I thought I had a brilliant insight into cultural appropriation yesterday after Minicon. But Patrick says it is not brilliant and not an insight. Ah well.

The idea seems mighty fuzzy this morning. The political point about cultural appropriation — made on many con panels — is a good one. One should not go in like a band of Vikings and misappropriate other people’s cultures; though I have to say it worked well for my Viking ancestors and for later generations of Icelanders who borrowed their writing and grammar from the Anglo-Saxons and their medieval and modern cultures (in good part) from mainland Europe. But sorting out cultural appropriation from cultural assimilation, cultural diffusion and cultural borrowing can be difficult.
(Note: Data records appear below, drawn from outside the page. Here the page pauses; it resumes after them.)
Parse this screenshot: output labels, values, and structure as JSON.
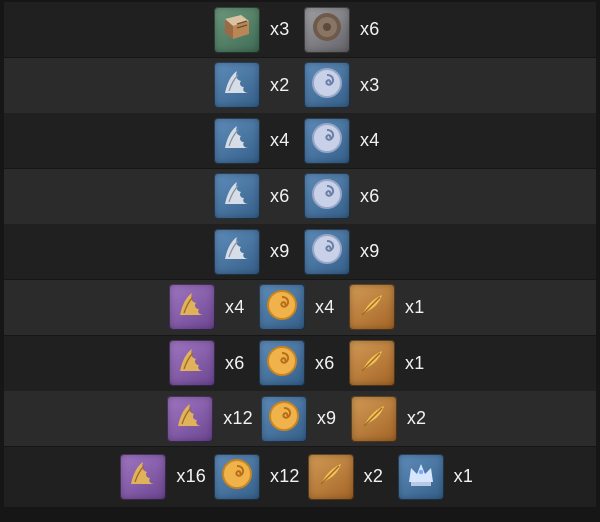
{
  "colors": {
    "rarity_green": "#5a8a6a",
    "rarity_gray": "#8a8a8e",
    "rarity_blue": "#4e79a6",
    "rarity_purple": "#8b62a8",
    "rarity_orange": "#c98a45"
  },
  "rows": [
    {
      "items": [
        {
          "icon": "bound-book-icon",
          "rarity": "green",
          "qty": "x3"
        },
        {
          "icon": "stone-disc-icon",
          "rarity": "gray",
          "qty": "x6"
        }
      ]
    },
    {
      "items": [
        {
          "icon": "silver-wing-icon",
          "rarity": "blue",
          "qty": "x2"
        },
        {
          "icon": "silver-swirl-disc-icon",
          "rarity": "blue",
          "qty": "x3"
        }
      ]
    },
    {
      "items": [
        {
          "icon": "silver-wing-icon",
          "rarity": "blue",
          "qty": "x4"
        },
        {
          "icon": "silver-swirl-disc-icon",
          "rarity": "blue",
          "qty": "x4"
        }
      ]
    },
    {
      "items": [
        {
          "icon": "silver-wing-icon",
          "rarity": "blue",
          "qty": "x6"
        },
        {
          "icon": "silver-swirl-disc-icon",
          "rarity": "blue",
          "qty": "x6"
        }
      ]
    },
    {
      "items": [
        {
          "icon": "silver-wing-icon",
          "rarity": "blue",
          "qty": "x9"
        },
        {
          "icon": "silver-swirl-disc-icon",
          "rarity": "blue",
          "qty": "x9"
        }
      ]
    },
    {
      "items": [
        {
          "icon": "gold-wing-icon",
          "rarity": "purple",
          "qty": "x4"
        },
        {
          "icon": "gold-swirl-disc-icon",
          "rarity": "blue",
          "qty": "x4"
        },
        {
          "icon": "gold-feather-icon",
          "rarity": "orange",
          "qty": "x1"
        }
      ]
    },
    {
      "items": [
        {
          "icon": "gold-wing-icon",
          "rarity": "purple",
          "qty": "x6"
        },
        {
          "icon": "gold-swirl-disc-icon",
          "rarity": "blue",
          "qty": "x6"
        },
        {
          "icon": "gold-feather-icon",
          "rarity": "orange",
          "qty": "x1"
        }
      ]
    },
    {
      "items": [
        {
          "icon": "gold-wing-icon",
          "rarity": "purple",
          "qty": "x12"
        },
        {
          "icon": "gold-swirl-disc-icon",
          "rarity": "blue",
          "qty": "x9"
        },
        {
          "icon": "gold-feather-icon",
          "rarity": "orange",
          "qty": "x2"
        }
      ]
    },
    {
      "items": [
        {
          "icon": "gold-wing-icon",
          "rarity": "purple",
          "qty": "x16"
        },
        {
          "icon": "gold-swirl-disc-icon",
          "rarity": "blue",
          "qty": "x12"
        },
        {
          "icon": "gold-feather-icon",
          "rarity": "orange",
          "qty": "x2"
        },
        {
          "icon": "crystal-crown-icon",
          "rarity": "blue",
          "qty": "x1"
        }
      ]
    }
  ]
}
And there is also the question of what is a culture? I had a moment of blazing insight yesterday in which culture — at least my cultural identity — seemed to be a construct. That I made up who I am out of bits and pieces of different cultures available to me when I was young. I don’t know how common this experience is. Fairly common in fandom, I suspect. In so far as the US is still an immigrant culture, it must be common. In so far as the world is full of rapid change and the fluid exchange of cultural information, it must be common for many people. When you are given a choice among cultures, then who you are begins to be a matter of decision, not inheritance. All of this is pretty obvious. But I think it’s important to not think about cultures as separate and unchanging. In reality, they are all happily exchanging information like microbes exchanging genes.
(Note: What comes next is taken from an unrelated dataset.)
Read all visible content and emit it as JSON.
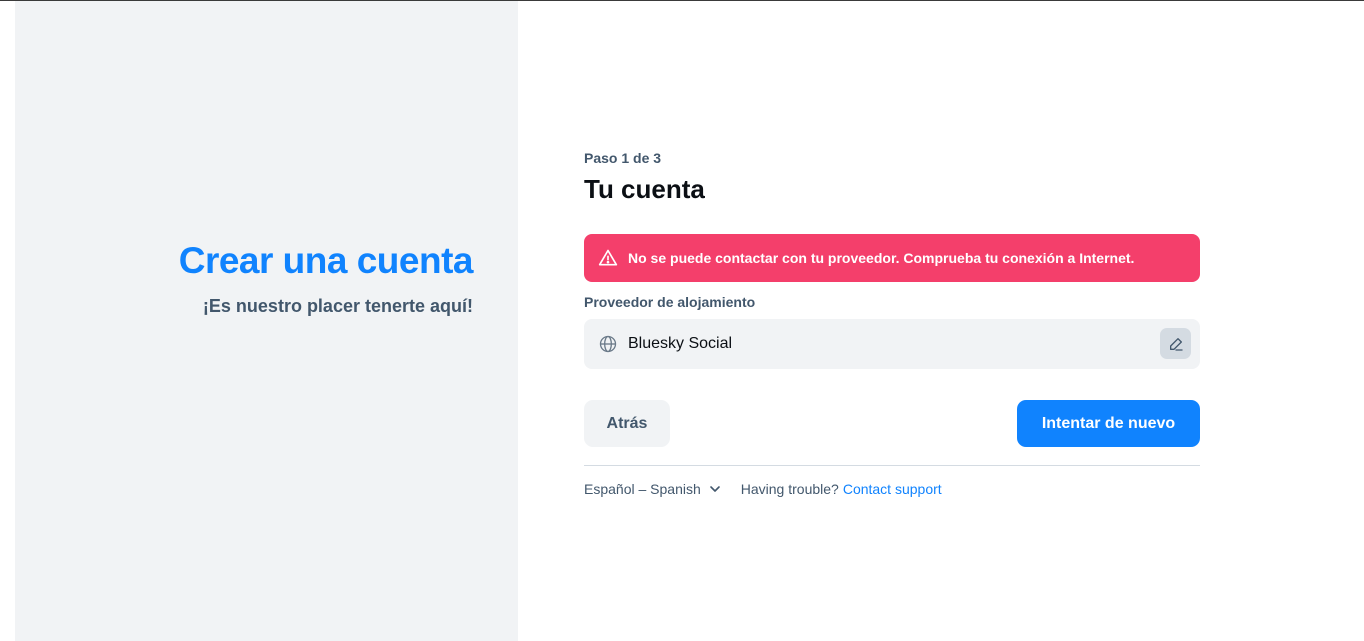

The Icelanders paid back a little for their attacks on British culture in the early middle ages. Per Wikipedia, “Grímur Jónsson Thorkelín (1752-1829) was an Icelandic -Danish scholar, who became the National Archivist of Denmark and Professor of Antiquities at Copenhagen University.In 1786 he travelled to England in order to search for documents relating to medieval Danish-English contacts. In 1787 he hired British Museum employee James Matthews to transcribe the sole extant manuscript of the Old English epic poem Beowulf and made another copy himself. Under a commission from the Danish government, Thorkelin had prepared Beowulf for publication by 1807. Unfortunately during the Battle of Copenhagen (1807) his house was burned, and the manuscript of his edition (the work of 20 years) was lost. The two transcripts survived, however, and Thorkelin began all over again. The poem was eventually published in 1815… The Thorkelín transcriptions are now an important textual source for Beowulf, as the original manuscript’s margins have suffered from deterioration during the 19th and 20th centuries. His early copies provide a record in many areas where the text would otherwise be lost forever.”
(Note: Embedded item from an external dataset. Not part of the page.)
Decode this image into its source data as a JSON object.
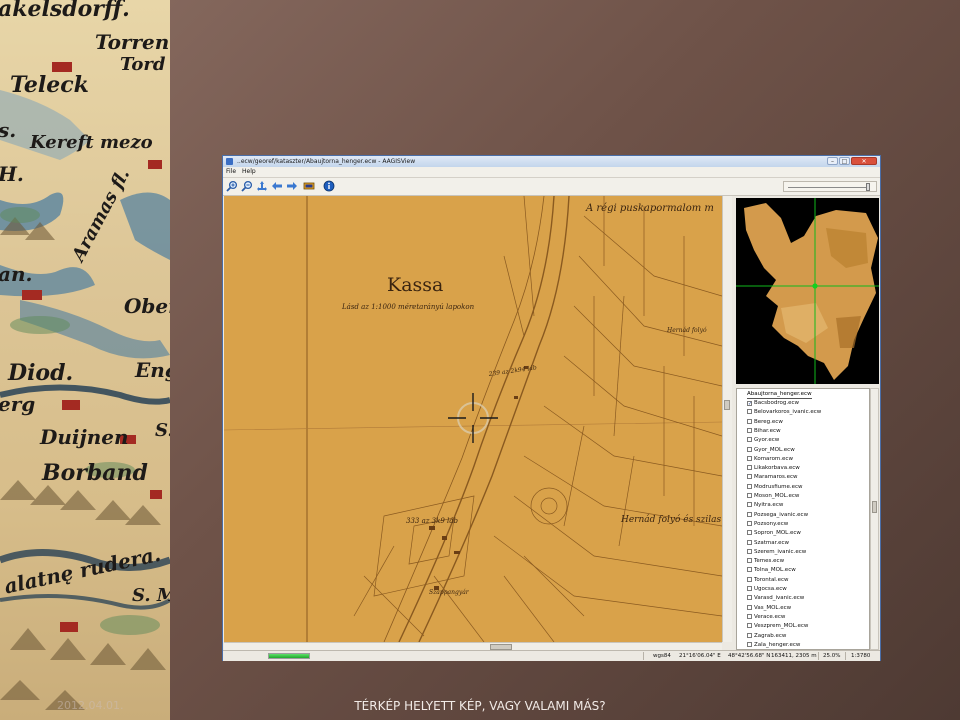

This thinking may be useful, because I’m currently writing about a young hwarhath man who is trying to become his own person in a very rigid society. There may be good arguments for building your own cultural identity. The culture around me when I was a kid was the white bread Midwest of the 1950s, the era of the Cold War and Joe McCarthy. I did not want to assimilate into that. I remember the horror I felt at the options available for women. I didn’t want to be a wife and mother. I wanted to be a writer and maybe a space cadet.